The productivity numbers, when they hold up, are not incremental. A developer with a competent coding assistant ships features faster, mostly by compressing the boilerplate, search, and debugging cycles that fill a working day. A legal assistant reviewing contracts can triage a far larger volume when the model handles a first pass. The pattern repeats across document-heavy professions. These are workflow changes, not feature additions, and that stickiness is the whole point. Once a team reorganizes around an assistant, switching away carries a real cost.

China enters this contest with genuine structural advantages. It has the world's largest population of software developers, estimated at more than seven million, plus tens of millions of knowledge workers across industries. Domestic models are now good enough to serve them. The raw demand and the supply of capable models both exist inside the same market.

The limitations of the optimistic case

The analysis is more warning than victory lap, and the cautions deserve equal weight. Habit and distribution, not model quality, decide these markets, and habits are forming now. Anthropic and its U.S. peers are already accumulating users, brand trust, and the feedback loop where heavy usage produces better products that attract more usage. A model that is technically equal but arrives after that loop has spun up faces an uphill fight regardless of its scores.

The historical analogies the analysis reaches for are worth taking seriously, even if they are familiar. Wang Laboratories built a dominant word processing business and then declined to make its machines IBM-compatible as the PC standard formed around it. Xerox PARC produced the graphical user interface, the mouse, and networked workstations, and watched others commercialize all of it. In both cases the technology was not the bottleneck. The business model and the willingness to meet the market where it was going were.

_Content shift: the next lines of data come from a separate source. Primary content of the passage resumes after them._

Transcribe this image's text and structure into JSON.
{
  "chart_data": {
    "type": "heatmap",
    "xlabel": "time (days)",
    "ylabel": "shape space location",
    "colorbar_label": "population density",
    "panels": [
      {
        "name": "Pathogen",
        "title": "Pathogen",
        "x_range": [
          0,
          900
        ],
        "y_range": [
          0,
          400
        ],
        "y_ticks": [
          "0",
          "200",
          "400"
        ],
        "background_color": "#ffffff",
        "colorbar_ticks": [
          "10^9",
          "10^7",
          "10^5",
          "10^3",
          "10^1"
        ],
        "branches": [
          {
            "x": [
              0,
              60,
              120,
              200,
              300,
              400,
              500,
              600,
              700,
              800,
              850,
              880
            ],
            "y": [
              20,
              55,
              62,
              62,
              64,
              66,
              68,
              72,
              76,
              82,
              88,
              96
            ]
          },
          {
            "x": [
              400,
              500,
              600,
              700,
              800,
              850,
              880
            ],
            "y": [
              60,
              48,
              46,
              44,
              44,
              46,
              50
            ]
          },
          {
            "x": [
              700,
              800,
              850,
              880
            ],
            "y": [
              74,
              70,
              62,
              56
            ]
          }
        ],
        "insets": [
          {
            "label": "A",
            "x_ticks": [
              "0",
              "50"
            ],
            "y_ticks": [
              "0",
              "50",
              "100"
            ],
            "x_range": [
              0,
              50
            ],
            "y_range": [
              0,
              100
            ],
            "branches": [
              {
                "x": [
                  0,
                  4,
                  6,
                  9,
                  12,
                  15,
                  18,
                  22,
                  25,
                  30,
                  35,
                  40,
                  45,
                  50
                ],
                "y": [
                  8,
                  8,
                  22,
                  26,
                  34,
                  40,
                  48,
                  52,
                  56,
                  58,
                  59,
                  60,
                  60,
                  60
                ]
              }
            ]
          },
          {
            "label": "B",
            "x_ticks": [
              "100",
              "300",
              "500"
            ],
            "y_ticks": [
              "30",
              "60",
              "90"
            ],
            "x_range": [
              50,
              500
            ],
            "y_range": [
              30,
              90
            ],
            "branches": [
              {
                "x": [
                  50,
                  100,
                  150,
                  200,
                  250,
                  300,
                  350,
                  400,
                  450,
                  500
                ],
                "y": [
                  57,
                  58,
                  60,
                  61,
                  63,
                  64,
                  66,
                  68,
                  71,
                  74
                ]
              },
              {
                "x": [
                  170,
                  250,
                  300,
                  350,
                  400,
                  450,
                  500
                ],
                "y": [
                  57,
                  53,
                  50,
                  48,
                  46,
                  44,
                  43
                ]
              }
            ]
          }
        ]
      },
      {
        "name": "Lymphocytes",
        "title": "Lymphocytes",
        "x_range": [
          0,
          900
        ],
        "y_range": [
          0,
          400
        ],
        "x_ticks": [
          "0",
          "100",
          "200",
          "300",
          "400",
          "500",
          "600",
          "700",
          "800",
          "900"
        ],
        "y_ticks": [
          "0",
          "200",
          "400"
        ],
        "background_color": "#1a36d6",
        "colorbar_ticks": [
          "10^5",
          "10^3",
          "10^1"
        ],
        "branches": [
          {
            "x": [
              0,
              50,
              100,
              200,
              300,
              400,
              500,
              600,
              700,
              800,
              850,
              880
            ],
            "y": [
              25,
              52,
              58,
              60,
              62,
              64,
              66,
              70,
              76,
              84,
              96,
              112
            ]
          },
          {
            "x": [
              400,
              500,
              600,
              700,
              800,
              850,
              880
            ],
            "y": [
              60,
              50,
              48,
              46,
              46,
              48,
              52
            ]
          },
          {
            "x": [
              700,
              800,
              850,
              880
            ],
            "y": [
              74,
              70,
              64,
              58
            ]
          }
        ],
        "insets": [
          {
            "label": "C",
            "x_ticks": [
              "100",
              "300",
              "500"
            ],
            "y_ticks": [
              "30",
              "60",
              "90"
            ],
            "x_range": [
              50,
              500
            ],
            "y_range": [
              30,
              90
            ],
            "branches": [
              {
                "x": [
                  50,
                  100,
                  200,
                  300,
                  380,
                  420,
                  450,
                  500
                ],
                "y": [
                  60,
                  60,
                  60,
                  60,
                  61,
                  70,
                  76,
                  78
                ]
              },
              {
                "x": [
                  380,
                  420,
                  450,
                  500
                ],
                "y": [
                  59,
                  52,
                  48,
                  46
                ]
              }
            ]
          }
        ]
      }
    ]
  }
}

There is also a gap the analysis glosses over. Building a coding product that developers trust is not the same as topping a coding benchmark. It requires reliable tool integration, low latency, editor and IDE support, sensible handling of large codebases, and predictable behavior under real conditions. Office productivity carries its own demands around data privacy, document fidelity, and integration with entrenched suites. None of that shows up in a leaderboard number, and all of it takes sustained product engineering rather than another training run.

What changes

The practical takeaway for Chinese LLM firms is a reallocation of attention. Continuing to optimize for benchmark rankings produces diminishing commercial returns once a model is already competitive. The harder and more valuable work is turning that model into coding tools and office assistants that fit how people actually work, then getting them adopted before usage habits calcify around foreign incumbents.

The framing the analyst uses is blunt: the engine is just the engine, and the car is the product. Users buy cars, not engines. China has built strong engines. Whether it builds the cars, and ships them before the habit-forming window closes, is the open question. For developers and buyers watching from outside, the useful signal over the next year will not be the next leaderboard update. It will be which of these models shows up inside tools people use without thinking about which model is underneath.